手を伸ばし、必死になって言い募る智の唇に触れて言葉を遮る。



「私、相当頑固よ?」


「…知ってる」


「やきもちだって焼くし」


「うん」


「束縛だってしちゃうかもしれない」


「悠香なら大歓迎。

それになにがしかの欠点があっても、お互いにそれを受け入れて補い合っていければと思う訳よ。
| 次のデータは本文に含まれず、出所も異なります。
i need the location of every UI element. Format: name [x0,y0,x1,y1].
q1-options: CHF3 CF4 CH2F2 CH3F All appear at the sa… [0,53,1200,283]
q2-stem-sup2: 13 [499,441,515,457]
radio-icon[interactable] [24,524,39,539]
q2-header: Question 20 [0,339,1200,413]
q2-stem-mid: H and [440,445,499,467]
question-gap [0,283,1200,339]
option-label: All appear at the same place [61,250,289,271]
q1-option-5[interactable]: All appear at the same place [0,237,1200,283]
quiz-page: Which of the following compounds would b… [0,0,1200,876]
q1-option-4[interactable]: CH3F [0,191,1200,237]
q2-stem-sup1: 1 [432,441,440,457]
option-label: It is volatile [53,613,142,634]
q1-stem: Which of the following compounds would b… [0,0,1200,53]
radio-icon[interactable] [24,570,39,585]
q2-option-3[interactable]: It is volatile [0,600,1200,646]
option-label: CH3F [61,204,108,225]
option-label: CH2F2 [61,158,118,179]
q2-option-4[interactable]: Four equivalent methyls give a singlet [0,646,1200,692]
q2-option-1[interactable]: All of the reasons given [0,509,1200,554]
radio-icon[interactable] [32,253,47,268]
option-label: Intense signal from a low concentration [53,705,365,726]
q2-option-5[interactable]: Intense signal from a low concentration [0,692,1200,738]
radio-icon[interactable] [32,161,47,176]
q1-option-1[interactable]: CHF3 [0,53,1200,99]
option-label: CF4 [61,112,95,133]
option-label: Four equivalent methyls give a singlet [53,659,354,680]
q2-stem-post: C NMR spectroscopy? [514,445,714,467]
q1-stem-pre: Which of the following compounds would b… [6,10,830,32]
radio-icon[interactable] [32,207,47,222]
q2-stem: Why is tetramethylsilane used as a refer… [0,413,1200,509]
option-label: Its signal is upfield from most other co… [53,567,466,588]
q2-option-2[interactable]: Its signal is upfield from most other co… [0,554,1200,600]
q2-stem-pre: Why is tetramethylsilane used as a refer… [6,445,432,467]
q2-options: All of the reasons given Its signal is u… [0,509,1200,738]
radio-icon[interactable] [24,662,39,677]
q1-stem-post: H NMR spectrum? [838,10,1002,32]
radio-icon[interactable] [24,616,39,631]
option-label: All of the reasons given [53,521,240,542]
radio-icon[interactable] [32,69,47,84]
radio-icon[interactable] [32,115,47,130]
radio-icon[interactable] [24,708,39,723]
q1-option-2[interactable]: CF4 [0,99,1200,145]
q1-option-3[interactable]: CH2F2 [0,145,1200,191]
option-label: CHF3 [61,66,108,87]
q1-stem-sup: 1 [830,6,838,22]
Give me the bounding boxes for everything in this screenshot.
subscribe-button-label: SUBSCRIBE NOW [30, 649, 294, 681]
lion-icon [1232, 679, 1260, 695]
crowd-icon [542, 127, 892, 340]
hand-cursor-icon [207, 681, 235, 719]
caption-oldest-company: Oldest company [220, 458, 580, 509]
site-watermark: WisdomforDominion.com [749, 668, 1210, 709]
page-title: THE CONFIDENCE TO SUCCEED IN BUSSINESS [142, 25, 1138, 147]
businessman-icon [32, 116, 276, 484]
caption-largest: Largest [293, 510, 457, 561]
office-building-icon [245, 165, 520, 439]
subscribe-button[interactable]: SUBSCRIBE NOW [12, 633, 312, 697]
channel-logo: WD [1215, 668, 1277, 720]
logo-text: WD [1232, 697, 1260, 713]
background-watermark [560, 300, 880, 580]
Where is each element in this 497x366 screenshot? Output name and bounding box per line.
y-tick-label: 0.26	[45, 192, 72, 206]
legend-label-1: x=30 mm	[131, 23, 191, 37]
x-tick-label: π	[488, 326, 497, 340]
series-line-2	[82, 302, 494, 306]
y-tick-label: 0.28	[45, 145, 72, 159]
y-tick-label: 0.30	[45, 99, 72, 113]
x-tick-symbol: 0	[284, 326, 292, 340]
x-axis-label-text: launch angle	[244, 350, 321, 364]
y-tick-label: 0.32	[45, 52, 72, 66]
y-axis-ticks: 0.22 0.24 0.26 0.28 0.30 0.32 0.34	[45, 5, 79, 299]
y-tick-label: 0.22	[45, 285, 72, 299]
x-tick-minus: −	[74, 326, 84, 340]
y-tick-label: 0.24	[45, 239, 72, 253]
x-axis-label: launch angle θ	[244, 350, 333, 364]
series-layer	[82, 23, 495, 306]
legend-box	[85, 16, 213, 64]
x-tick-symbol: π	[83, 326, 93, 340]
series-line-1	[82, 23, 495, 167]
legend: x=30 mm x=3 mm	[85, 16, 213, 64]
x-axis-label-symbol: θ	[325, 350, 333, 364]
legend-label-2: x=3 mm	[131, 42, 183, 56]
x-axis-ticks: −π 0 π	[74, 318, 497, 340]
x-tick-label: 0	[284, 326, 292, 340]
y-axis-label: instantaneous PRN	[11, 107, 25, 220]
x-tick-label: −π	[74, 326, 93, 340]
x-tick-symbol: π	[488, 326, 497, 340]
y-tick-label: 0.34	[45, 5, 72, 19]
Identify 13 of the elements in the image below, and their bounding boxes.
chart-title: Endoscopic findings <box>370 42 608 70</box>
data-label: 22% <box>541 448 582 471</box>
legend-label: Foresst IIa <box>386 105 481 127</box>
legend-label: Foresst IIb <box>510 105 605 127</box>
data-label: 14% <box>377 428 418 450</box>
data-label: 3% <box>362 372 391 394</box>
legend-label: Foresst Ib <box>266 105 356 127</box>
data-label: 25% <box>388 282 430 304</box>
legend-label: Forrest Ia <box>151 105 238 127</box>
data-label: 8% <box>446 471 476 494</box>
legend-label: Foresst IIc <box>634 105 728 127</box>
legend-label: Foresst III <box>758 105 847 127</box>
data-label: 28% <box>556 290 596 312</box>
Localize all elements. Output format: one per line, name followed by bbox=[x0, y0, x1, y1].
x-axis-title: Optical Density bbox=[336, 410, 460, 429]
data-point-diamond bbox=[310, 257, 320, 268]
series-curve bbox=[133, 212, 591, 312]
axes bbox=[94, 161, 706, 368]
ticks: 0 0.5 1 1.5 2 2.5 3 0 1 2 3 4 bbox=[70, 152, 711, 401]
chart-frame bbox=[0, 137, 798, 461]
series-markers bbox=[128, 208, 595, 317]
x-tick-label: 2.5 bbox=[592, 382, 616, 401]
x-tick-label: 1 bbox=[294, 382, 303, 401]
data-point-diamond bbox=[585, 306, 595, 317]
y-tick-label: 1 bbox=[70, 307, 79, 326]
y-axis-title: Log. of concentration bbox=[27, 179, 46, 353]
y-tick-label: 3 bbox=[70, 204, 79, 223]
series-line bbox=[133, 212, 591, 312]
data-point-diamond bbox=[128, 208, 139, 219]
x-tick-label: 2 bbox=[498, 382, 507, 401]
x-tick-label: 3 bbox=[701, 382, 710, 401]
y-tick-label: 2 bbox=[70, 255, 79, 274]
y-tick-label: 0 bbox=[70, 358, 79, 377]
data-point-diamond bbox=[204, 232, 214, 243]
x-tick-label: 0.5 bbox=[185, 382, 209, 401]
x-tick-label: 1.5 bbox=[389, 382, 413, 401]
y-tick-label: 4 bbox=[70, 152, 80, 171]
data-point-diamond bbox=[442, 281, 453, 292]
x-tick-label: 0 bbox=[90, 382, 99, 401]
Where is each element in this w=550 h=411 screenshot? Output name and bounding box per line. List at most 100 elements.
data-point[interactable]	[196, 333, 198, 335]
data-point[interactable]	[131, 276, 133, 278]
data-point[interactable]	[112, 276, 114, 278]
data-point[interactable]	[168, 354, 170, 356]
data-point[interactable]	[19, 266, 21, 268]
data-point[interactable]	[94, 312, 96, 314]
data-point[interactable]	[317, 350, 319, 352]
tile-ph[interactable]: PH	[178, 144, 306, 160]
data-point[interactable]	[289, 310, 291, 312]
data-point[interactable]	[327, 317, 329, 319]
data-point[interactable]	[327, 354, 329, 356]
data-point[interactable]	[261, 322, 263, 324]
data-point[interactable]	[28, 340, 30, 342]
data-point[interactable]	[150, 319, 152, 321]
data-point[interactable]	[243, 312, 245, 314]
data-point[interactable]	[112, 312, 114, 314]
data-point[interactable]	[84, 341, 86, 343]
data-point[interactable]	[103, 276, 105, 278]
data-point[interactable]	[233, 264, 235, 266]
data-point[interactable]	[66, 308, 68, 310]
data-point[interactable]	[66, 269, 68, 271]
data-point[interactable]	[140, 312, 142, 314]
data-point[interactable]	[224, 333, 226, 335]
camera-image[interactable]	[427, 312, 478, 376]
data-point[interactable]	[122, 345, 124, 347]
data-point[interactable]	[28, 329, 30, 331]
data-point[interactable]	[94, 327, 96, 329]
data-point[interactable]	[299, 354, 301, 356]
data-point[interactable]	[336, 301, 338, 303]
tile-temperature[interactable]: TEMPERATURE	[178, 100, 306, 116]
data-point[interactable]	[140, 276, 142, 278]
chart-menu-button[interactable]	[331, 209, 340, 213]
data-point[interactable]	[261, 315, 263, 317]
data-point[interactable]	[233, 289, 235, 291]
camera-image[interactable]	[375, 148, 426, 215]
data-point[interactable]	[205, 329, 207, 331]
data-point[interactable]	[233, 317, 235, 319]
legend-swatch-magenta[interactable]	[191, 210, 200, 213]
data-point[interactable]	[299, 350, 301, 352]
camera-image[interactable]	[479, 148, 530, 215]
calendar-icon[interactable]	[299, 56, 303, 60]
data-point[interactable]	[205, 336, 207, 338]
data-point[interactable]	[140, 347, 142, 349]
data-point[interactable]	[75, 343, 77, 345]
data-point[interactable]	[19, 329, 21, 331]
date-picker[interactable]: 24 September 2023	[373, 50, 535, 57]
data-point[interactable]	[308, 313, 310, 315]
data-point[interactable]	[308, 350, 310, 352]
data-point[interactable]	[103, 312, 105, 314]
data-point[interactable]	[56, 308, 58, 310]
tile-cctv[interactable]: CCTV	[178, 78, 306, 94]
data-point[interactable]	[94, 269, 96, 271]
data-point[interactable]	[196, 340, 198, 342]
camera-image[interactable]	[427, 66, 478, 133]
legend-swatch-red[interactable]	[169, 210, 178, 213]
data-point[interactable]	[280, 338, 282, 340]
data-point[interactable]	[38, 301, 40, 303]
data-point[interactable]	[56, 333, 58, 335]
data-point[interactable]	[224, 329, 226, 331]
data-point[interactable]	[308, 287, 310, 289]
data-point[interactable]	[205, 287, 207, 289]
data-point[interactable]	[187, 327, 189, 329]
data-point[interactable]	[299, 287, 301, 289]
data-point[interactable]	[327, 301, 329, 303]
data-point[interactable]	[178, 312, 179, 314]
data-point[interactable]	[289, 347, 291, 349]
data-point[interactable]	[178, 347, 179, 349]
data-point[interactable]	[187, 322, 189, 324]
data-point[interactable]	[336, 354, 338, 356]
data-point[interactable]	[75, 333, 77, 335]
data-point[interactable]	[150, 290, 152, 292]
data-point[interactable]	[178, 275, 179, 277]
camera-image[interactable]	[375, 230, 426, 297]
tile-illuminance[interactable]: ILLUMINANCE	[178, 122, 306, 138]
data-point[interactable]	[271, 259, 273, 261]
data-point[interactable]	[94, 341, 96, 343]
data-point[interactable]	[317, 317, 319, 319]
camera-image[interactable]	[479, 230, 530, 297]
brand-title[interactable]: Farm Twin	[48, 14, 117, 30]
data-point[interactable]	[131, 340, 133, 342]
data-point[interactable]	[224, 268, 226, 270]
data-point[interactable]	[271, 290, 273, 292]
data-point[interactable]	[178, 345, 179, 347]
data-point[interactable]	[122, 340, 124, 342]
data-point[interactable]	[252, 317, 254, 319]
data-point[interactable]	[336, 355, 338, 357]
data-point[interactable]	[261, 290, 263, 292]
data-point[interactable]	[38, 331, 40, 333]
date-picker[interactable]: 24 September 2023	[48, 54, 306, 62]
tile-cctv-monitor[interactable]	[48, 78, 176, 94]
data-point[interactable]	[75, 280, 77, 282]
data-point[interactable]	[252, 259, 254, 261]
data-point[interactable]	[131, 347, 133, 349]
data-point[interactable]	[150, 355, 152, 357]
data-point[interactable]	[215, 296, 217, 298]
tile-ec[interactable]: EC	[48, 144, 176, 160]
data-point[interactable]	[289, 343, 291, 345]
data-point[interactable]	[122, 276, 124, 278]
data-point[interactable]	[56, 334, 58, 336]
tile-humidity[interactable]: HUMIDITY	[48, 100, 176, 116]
文句言ったり時には喧嘩しても、やっぱり一緒に居たいなぁって」




——好きな人にこれだけ想ってもらえるなんて…。

もの凄く幸運な事なのかもしれない。


一時は途切れかけた絆を再び取り戻した後だからこそ、余計にそう思う。



「答えは急がな…」


「よろしくお願いします」


「って、…え?」


即答したのがよほど意外だったのか、彼は鳩が豆鉄砲を食ったように目をパチクリさせた。


「えー…と、悠香、さん?」


「これからも末長くよろしくお願いしますね」



にっこり笑ってみせると、口をぽかんと開けたまま更に目を瞬かせる。

そんな…間が抜けた顔ですら愛おしいと思うのだから、私も相当なものね。


「えっと、いいの?俺で…」


何を今更、と思わなくもないけれど。


「貴方が良いの」


そう告げた瞬間の智の表情を、一生忘れることはないだろう。



純粋な歓喜に輝く、愛する人の心からの笑みを。




——絆。


それは脆くて儚く、些細な事で壊れてしまうモノ。

一方で強固でかけがえのない大切な…私達が積み重ねてきた日々の証。


それを智と、これからも更新していけるなら……。



この事故も、そう悪いものではなかったのかもしれない。